The broker attributed the Canadian company an "incredibly attractive valuation" and a "unique portfolio," based on which the stock received an outperform rating with a target price of C$10.00. Ivanhoe shares on Dec. 14 stood at C$2.71, a level that Bernstein regarded as "strongly undervalued."
"We value the company at C$11.9 per share, using a 10% discount rate and the following long term commodity prices: copper at US$8,200 per tonne, zinc at US$2,700 per tonne and platinum at US$1,286 per tonne," analyst Paul Gait and his team flagged in a Dec. 16 note.
Key aspects for this assessment were Ivanhoe's strong management structures "with interests aligned with shareholders," as well as a "world class" portfolio and "exceptional projects."
The company owns three undeveloped assets: the Platreef platinum group metals asset in South Africa, and the Kamoa-Kakula copper project and Kipushi zinc project, each in the Democratic Republic of the Congo. "Each one of these projects can make a legitimate claim to being the best project in the world in their respective commodities," Bernstein stated.
"Our initial interest in the company arose as a result of our bullish take on copper, and we began following the remarkable copper discovery that the company announced this year in the shape of the Kakula section of the Kamoa deposit," the analysts noted. "We are far from peak copper demand. For every person on our planet to enjoy the same standard of living as an American, we would need to produce ~120 million tonnes of copper annually, versus ~20 million tonnes currently. ... The supply side is unsupportive."

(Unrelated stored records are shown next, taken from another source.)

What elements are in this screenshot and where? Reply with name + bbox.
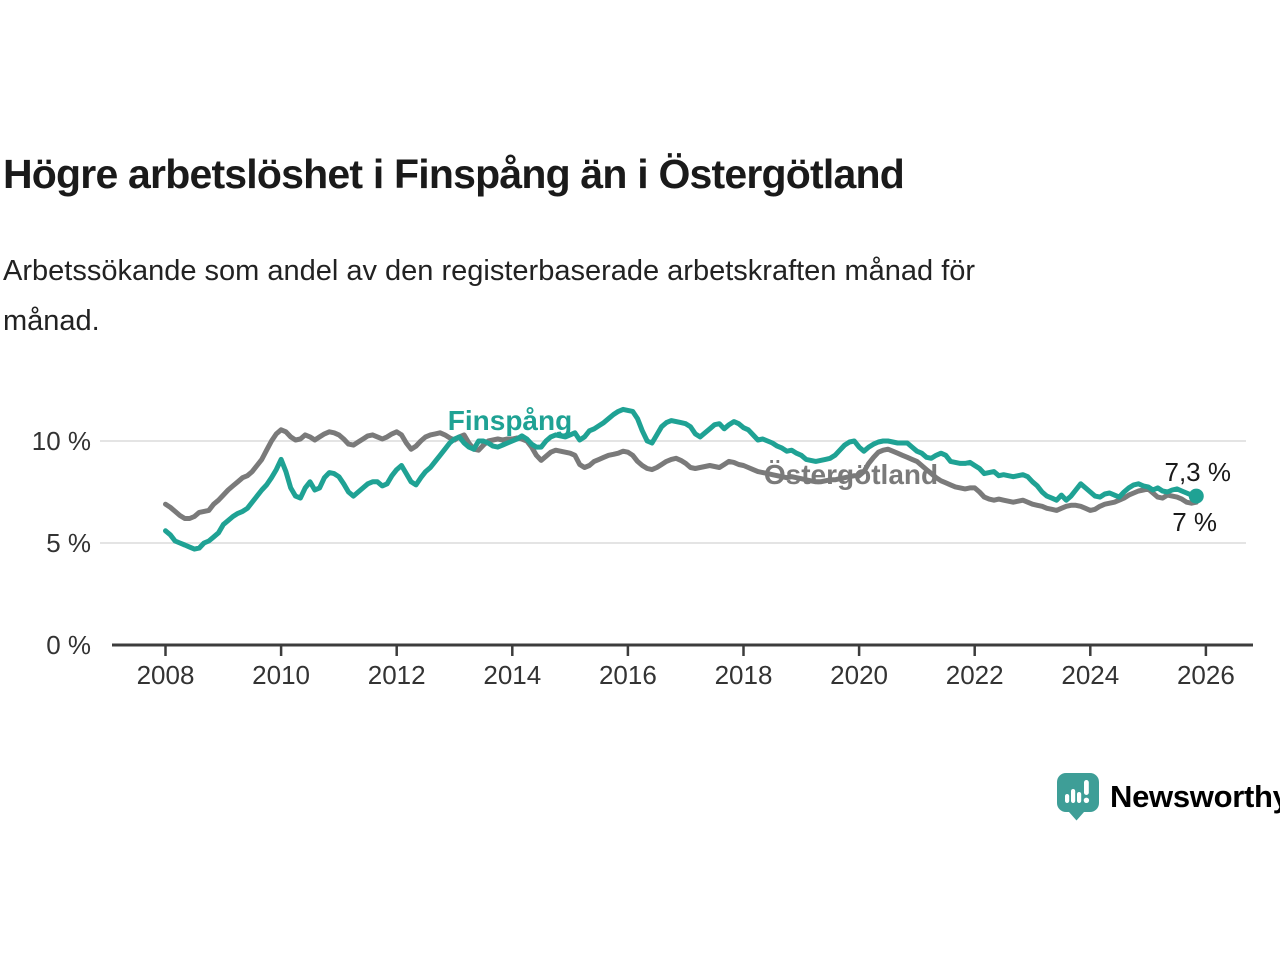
newsworthy-wordmark: Newsworthy: [1110, 778, 1280, 814]
y-tick-label-5: 5 %: [46, 528, 91, 558]
finspang-end-dot: [1188, 488, 1204, 504]
exclamation-dot: [1083, 797, 1090, 803]
bar-2: [1071, 789, 1076, 803]
x-tick-label-2012: 2012: [368, 660, 426, 690]
x-tick-label-2018: 2018: [715, 660, 773, 690]
chart-subtitle-line-2: månad.: [3, 305, 100, 337]
bar-1: [1065, 794, 1070, 803]
ostergotland-series-label: Östergötland: [764, 459, 938, 490]
y-tick-label-0: 0 %: [46, 630, 91, 660]
bar-3: [1077, 792, 1082, 803]
y-tick-label-10: 10 %: [32, 426, 91, 456]
finspang-series-label: Finspång: [448, 405, 572, 436]
exclamation-bar: [1084, 780, 1089, 795]
x-tick-label-2014: 2014: [483, 660, 541, 690]
chart-subtitle: Arbetssökande som andel av den registerb…: [3, 246, 1223, 346]
chart-title: Högre arbetslöshet i Finspång än i Öster…: [3, 151, 905, 197]
x-tick-label-2022: 2022: [946, 660, 1004, 690]
x-tick-label-2008: 2008: [137, 660, 195, 690]
finspang-end-value-label: 7,3 %: [1165, 457, 1232, 487]
x-tick-label-2026: 2026: [1177, 660, 1235, 690]
ostergotland-end-value-label: 7 %: [1172, 507, 1217, 537]
x-tick-label-2016: 2016: [599, 660, 657, 690]
x-tick-label-2020: 2020: [830, 660, 888, 690]
x-tick-label-2010: 2010: [252, 660, 310, 690]
chart-subtitle-line-1: Arbetssökande som andel av den registerb…: [3, 255, 976, 287]
newsworthy-logo: Newsworthy: [1056, 772, 1280, 821]
finspang-line: [163, 406, 1199, 552]
ostergotland-line: [163, 427, 1199, 521]
x-tick-label-2024: 2024: [1061, 660, 1119, 690]
newsworthy-bubble-chart-icon: [1057, 773, 1099, 821]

With geological copper discoveries being extremely rare, the average discovery year for copper mines is 1928, and reserve increases widely resulting from productivity gains and drops in cutoff grades, Bernstein highlighted that it was "unique" to find a company capable of delivering copper growth in an ex-growth world.
"We think that the cumulative cash flow over the next 20 years from Kamoa-Kakula is sufficient to buy out the entire market capitalization of Ivanhoe 28 times over," Bernstein concluded.

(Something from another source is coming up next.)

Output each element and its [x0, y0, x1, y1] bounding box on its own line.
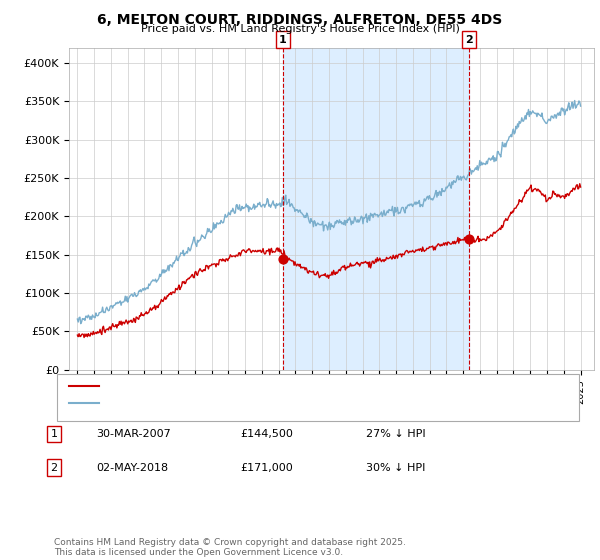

Meanwhile, Patersons Securities assessed mining majors Rio Tinto and BHP Billiton Ltd.
For Rio Tinto, the firm raised its fair value estimate to A$38 per share, from A$33 per share, due to higher near-term prices for iron ore, coal and copper.
Estimates for iron ore were lifted to US$60 per tonne in 2017 and US$50 per tonne the year after, both from a level of US$35 per tonne previously. Thermal coal prices were increased to an estimated US$75 per tonne for the 12 months ended March 2018 and US$60 per tonne for the next year, from previously US$55 per tonne. Metallurgical coal price forecasts were adjusted to US$200 per tonne in 2017 and US$120 per tonne in 2018, from US$80 per tonne. For copper, the firm now forecasts US$2.40 per pound in 2017, up from US$1.90 per pound.
Long-term forecasts remained unchanged at US$35 per tonne of iron ore by 2020, US$80 per tonne of metallurgical coal, US$50 per tonne of thermal coal and US$2.00 per pound of copper.
Higher price expectations also prompted Patersons to raise its fair value estimate for BHP Billiton shares to A$18.50 apiece from A$17.00 apiece. However, the firm said the stock was overvalued.
The team wrote Dec. 10, "BHP remains overvalued with the market betting higher commodity prices will be sustained in the face of structural change in China's economy."
"No change to our high fair value uncertainty and no-moat ratings, reflecting leverage to cyclical commodity prices, the high capital intensity of mining and the lack of a sustainable cost advantage."